Esrâr-ı hafiye; sırr-ı insânî

“O Allah sırrı da bilir, ondan ahfâ olanı da… ” Çünkü O(cc) şüphesiz gizliyi de, gizlinin gizlisini de bilmektedir.

Risâle-i Nûr eserlerinde çok sırr-ı gâmız meseleler ve müşkül yerler olduğunu muhâtab olanlar bilirler. Zaman zaman bu tür mevzûlara cesâret edemeyiz. Hep ileriye te’hîr eder ve zamanla anlaşılacağı kanâati ile bekletiriz. İşte böyle bir mevzû’ esrâr-ı hafiye ve sırr-ı insânî konusu. Ancak şahs-ı mânevînin bereketi ve kuvve-i mânevîyesi ile epey süredir kendi âlem-i asgarıma yansıyan ve özellikle Risâle-i Nûr ve diğer okumalarımdan elde ettiğim sırr-ı insânî konusunu paylaşmak istedim. Bu konunun zorluğundan dolayı yazıyı hazırlarken epey güçlük çektiğimi de belirtmek isterim. Onun için yazıda bulunan müşevveşiyetler şahsımızın kusûrları, bütün güzellikler de şahs-ı mânevînin bereketi ve malıdır.

Risâle-i Nûrlardan öğrendiğimize göre sır bir latîfedir. Yânî bir duygudur. Biliyoruz ki bir latîfe-i Rabbâniye olan kalbin mazhar-ı hissiyât merkezi vicdandır. Duyguların toplandığı ve mazhar merkezi kalb komutasındaki vicdan aynı zamanda da fıtrat-ı zîşuûrdur.

“İnsanın meşhûr havâssından başka havâssı (duyuları, duyguları) vardır. Hem insanda gayr-ı meş’ur (duyulmayan, hissedilmeyen) hisler çoktur. ” Böylece insanda gayr-ı mütenâhî duygular, hissiyâtlar ve latîfeler sınırsızdır. Çünkü kâianattaki esmâ tecellilerini sınırlı duygularla idrâk etmek mümkün değildir.
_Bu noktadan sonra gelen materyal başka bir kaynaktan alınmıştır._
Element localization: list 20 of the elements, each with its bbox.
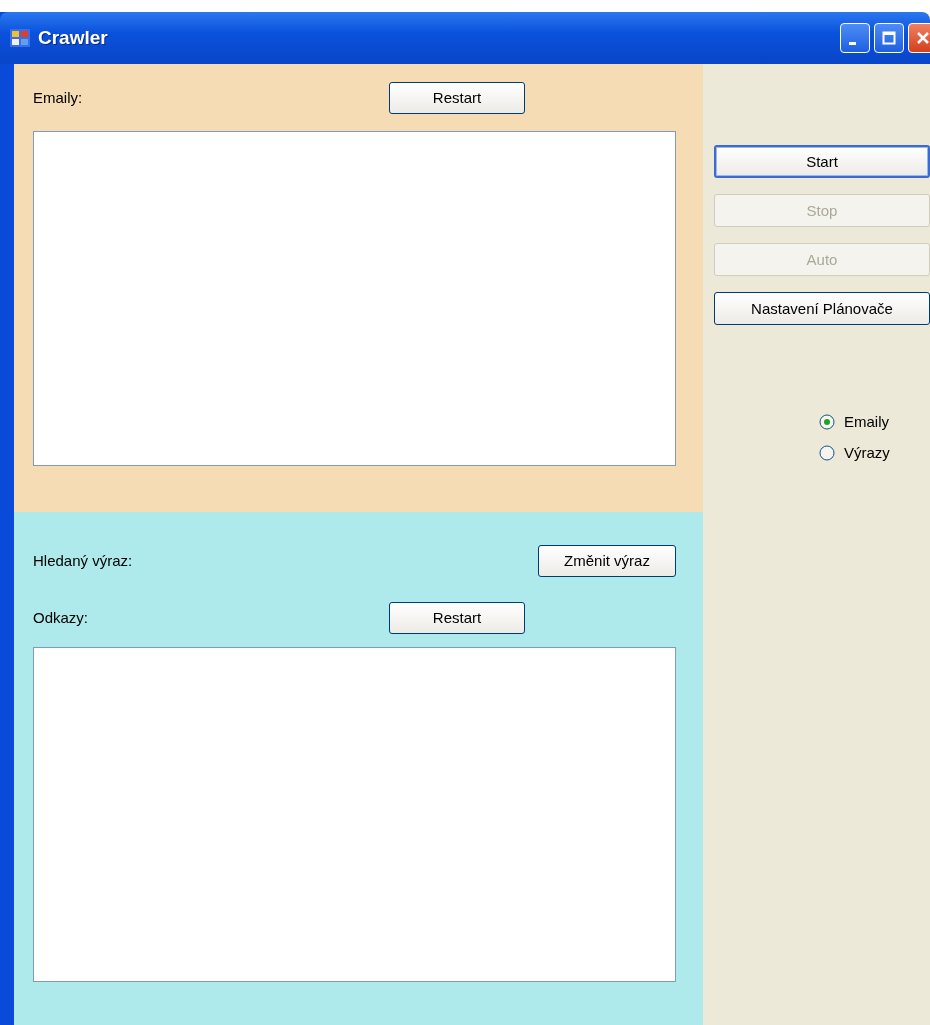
minimize-button[interactable] [840,23,870,53]
maximize-icon [882,31,896,45]
close-icon [916,31,930,45]
links-label: Odkazy: [33,609,89,626]
side-button[interactable]: Nastavení Plánovače [714,292,930,325]
window-title: Crawler [38,27,108,49]
maximize-button[interactable] [874,23,904,53]
radio-label: Výrazy [844,444,890,461]
emails-label: Emaily: [33,89,83,106]
minimize-icon [849,41,856,45]
change-query-button[interactable]: Změnit výraz [538,544,676,577]
radio-button[interactable] [819,444,835,461]
close-button[interactable] [908,23,930,53]
restart-button[interactable]: Restart [389,601,525,634]
side-button[interactable]: Start [714,145,930,178]
search-label: Hledaný výraz: [33,552,133,569]
restart-button[interactable]: Restart [389,81,525,114]
window-icon [10,29,30,47]
radio-label: Emaily [844,413,889,430]
radio-button[interactable] [819,413,835,430]
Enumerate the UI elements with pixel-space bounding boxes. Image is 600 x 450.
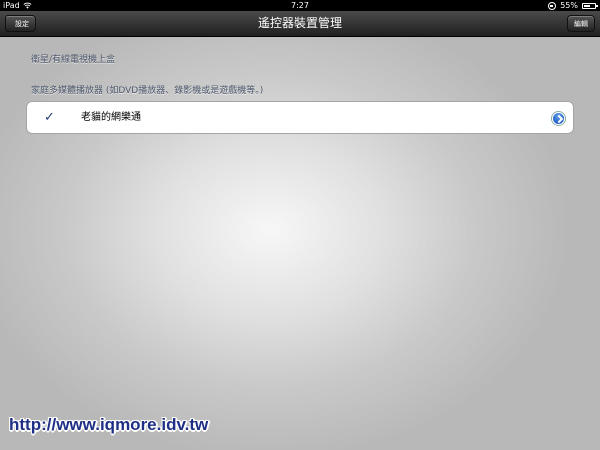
orientation-lock-icon — [548, 1, 557, 10]
nav-title: 遙控器裝置管理 — [257, 16, 342, 30]
battery-fill — [584, 4, 590, 7]
status-bar: iPad 7:27 55% — [0, 0, 600, 11]
section-header-tv-box: 衛星/有線電視機上盒 — [31, 55, 116, 65]
device-cell-label: 老貓的網樂通 — [81, 112, 141, 123]
battery-percent: 55% — [560, 1, 578, 10]
watermark-url: http://www.iqmore.idv.tw — [9, 415, 209, 434]
status-right: 55% — [548, 0, 598, 11]
checkmark-icon: ✓ — [44, 110, 55, 125]
status-time: 7:27 — [291, 1, 309, 10]
navigation-bar: 遙控器裝置管理 設定 編輯 — [0, 11, 600, 37]
edit-button[interactable]: 編輯 — [567, 15, 595, 32]
detail-disclosure-icon[interactable] — [552, 112, 565, 125]
ipad-screen: iPad 7:27 55% 遙控器裝置管理 設定 編輯 衛星/有線電視機上盒 家… — [0, 0, 600, 450]
back-button[interactable]: 設定 — [5, 15, 36, 32]
section-header-media-player: 家庭多媒體播放器 (如DVD播放器、錄影機或是遊戲機等。) — [31, 86, 264, 96]
device-cell[interactable]: ✓ 老貓的網樂通 — [26, 101, 574, 134]
battery-icon — [582, 2, 598, 9]
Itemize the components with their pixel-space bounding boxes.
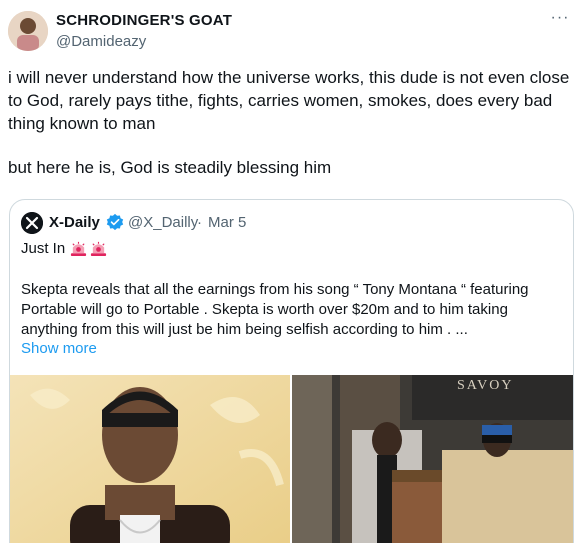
verified-badge-icon xyxy=(106,213,124,231)
quoted-author-handle[interactable]: @X_Dailly xyxy=(128,214,198,231)
quoted-tweet-text: Skepta reveals that all the earnings fro… xyxy=(21,281,529,338)
tweet-text: i will never understand how the universe… xyxy=(8,66,570,179)
savoy-sign: SAVOY xyxy=(457,378,513,393)
tweet: SCHRODINGER'S GOAT @Damideazy ··· i will… xyxy=(0,0,579,543)
separator-dot: · xyxy=(197,214,202,231)
x-daily-logo[interactable] xyxy=(21,212,43,234)
police-siren-icon xyxy=(90,241,107,257)
show-more-link[interactable]: Show more xyxy=(21,340,97,357)
just-in-label: Just In xyxy=(21,240,66,257)
tweet-text-paragraph-2: but here he is, God is steadily blessing… xyxy=(8,158,332,177)
media-photo-left[interactable] xyxy=(10,375,290,543)
author-avatar[interactable] xyxy=(8,11,48,51)
more-dots-icon[interactable]: ··· xyxy=(548,10,572,30)
police-siren-icon xyxy=(70,241,87,257)
quoted-author-name[interactable]: X-Daily xyxy=(49,214,100,231)
author-name[interactable]: SCHRODINGER'S GOAT xyxy=(56,12,232,29)
media-grid: SAVOY xyxy=(10,375,573,543)
quoted-date[interactable]: Mar 5 xyxy=(208,214,246,231)
quoted-tweet[interactable]: X-Daily @X_Dailly · Mar 5 Just In Skepta… xyxy=(9,199,574,543)
media-photo-right[interactable]: SAVOY xyxy=(292,375,573,543)
tweet-text-paragraph-1: i will never understand how the universe… xyxy=(8,68,570,133)
author-handle[interactable]: @Damideazy xyxy=(56,33,146,50)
Öyleyse şu gelen mânâlar çok ehemmiyetlidir. “İnsanın fıtraten mâlik olduğu câmiiyetin acâibindendir ki: Sâni-i Hâkim şu küçük cisimde gayr-ı mahdûd(sayısız, sonsuz) envâ-ı rahmeti tartmak için gayr-ı ma’dûd (sınırsız) mîzânlar va’z etmiştir. Ve Esmâ-i Hüsnânın gayr-ı mütenâhî(sonsuz, sınırsız) mahfî(gizli) defînelerini fehmetmek için, gayr-ı mahsûr (hasrolunmamış, sınırsız) cihâzat ve âlât yaratmıştır. Meselâ, mesmûat(işitilen), mubsırât(görülen), me’kûlât(yiyecekler) âlemlerini ihâta eden insandaki duygular, Sâniin sıfât-ı mutlakasını(sonsuz sıfatlarını) ve geniş şuûnâtını(hâllerini ve işlerini) fehmetmek içindir. ”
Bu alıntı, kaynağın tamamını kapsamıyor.